Tabii nasıl geliştireceğimize dair bir bilgimiz, sezgimiz varsa. Fikrimizi temellendirmeyi deneyebiliriz, hem kendimiz hem de okur için örnek vererek açmaya bakabiliriz, fikrimizi neden-sonuç ilişkisine oturtmaya gayret edebiliriz. Bu bildiğimiz en basit, en sıradan yöntemdir, ama bu aşamada bile daha önce aklımıza gelmeyenleri fark edebiliriz, yani yöntem bize aynı şeyi farklı görme imkânı sunar. Biraz daha azimliysek, fikirlerimizi mantık süzgecinden geçirmeye çalışabiliriz: Bunu söyleyebilmek için neleri varsayıyorum, peki bu söylediğimden ne gibi sonuçlar çıkar? Bu soruların peşine düşebileceğimiz gibi, doğruluğundan şüphe etmediğimiz fikirleri karşıtlarıyla çarpıştırmayı, o önermelerin haklılık payını görmeyi de deneyebiliriz. Bütün bu süreç bize bambaşka şekilde düşünme, daha önce düşünmediklerimize kafa yorma şansı verir. Gözün görmediğini yakalamayı sağlayan fotoğraf karesi gibi, yazmanın başlı başına keşfettirici değeri vardır. Tabii bu aynı zamanda kendimizden (kendi hüsnüne hayran, tatlış öznelliğimiz), karşımızda ve yanımızda duran okurdan (hem ikna etmek istediğimiz hem de zaten-hep ikna olmaya hazır muhayyel muhatap) başka bir otoriteyi hakem kabul ettiğimiz anlamına gelir.
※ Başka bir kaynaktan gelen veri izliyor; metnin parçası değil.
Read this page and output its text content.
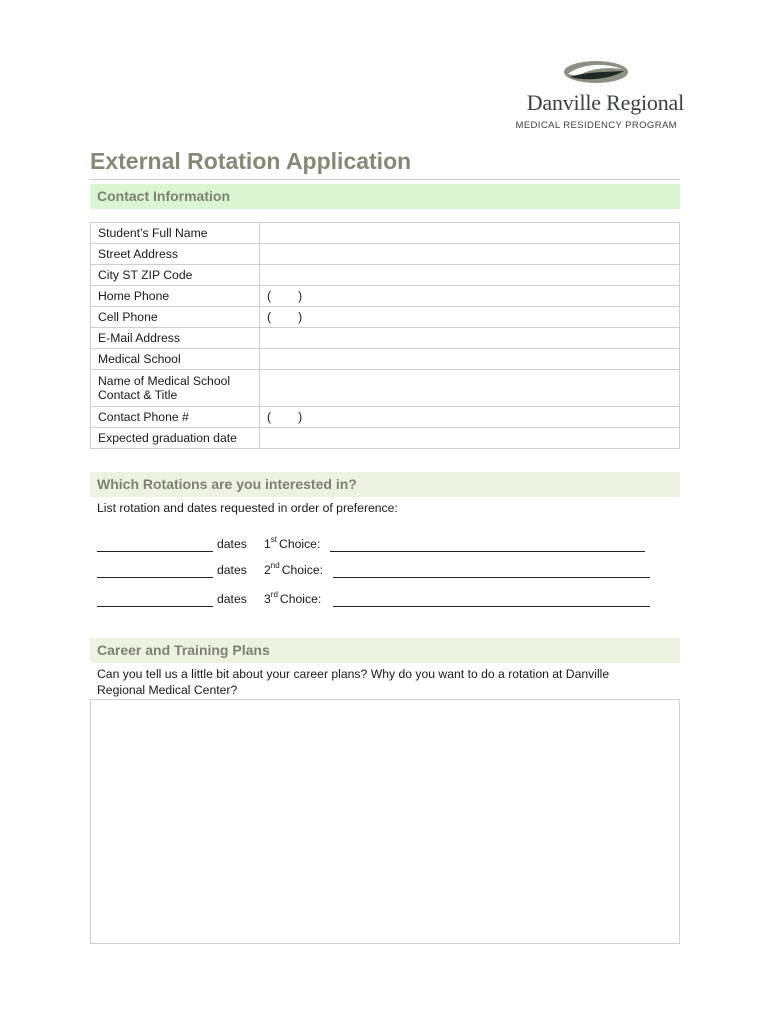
Danville Regional
MEDICAL RESIDENCY PROGRAM
External Rotation Application
Contact Information
Student’s Full Name	
Street Address	
City ST ZIP Code	
Home Phone	(        )
Cell Phone	(        )
E-Mail Address	
Medical School	
Name of Medical School Contact & Title	
Contact Phone #	(        )
Expected graduation date	
Which Rotations are you interested in?
List rotation and dates requested in order of preference:
dates 1st Choice:
dates 2nd Choice:
dates 3rd Choice:
Career and Training Plans
Can you tell us a little bit about your career plans? Why do you want to do a rotation at Danville Regional Medical Center?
Bunları sözlü olarak da yapabiliriz elbette ama başı sonu belirsiz, yorucu bir söz tufanı halini alması muhtemeldir; yazıdaysa önermelerimizi daha rahat döne döne sınayabilir, mantıksal bir sıra içinde sunabilir, düzenini değiştirip baştan kurabilir, yanıldığımızı fark ettiğimizde düzeltebiliriz. Yazı bize düşüncemizi olabilecek en iyi “biçimde” ifade etme imkânını verir. Valéry’nin Degas ahlakını anlatmak için söylediği sözü yazı için de kullanabiliriz: “Biçim gerekçeli bir karardır.” Burada biçim bizim için aforizmavari bir formül de olabilir yazının kompozisyonu da. Ama biçim, açıkça ifade edilebilir olsun olmasın, gerekçesiyle birlikte var olur.
Ben de “atlara güvenmeyen kusursuz binici” (s. 51) gibi bu yazının biçimi üstünde daha çok çalışmak isterdim ama halim yok.
[1] Nitekim sevip saygı duyduğum bir dilbilimci diyor ki “Büyük çevirmenlerin büyük birer eleştirmen olduğunu, yazdıkları önsözlerin genellikle özgün eserler üzerine yapılmış en iyi incelemeler arasında yer aldığını biliyoruz.” Bkz. François Rastier, “La traduction: Interprétation et genèse du sens”, haz. Marianne Lederer et Fortunato Israël, Le sens en traduction içinde, Paris, Minard, 2006.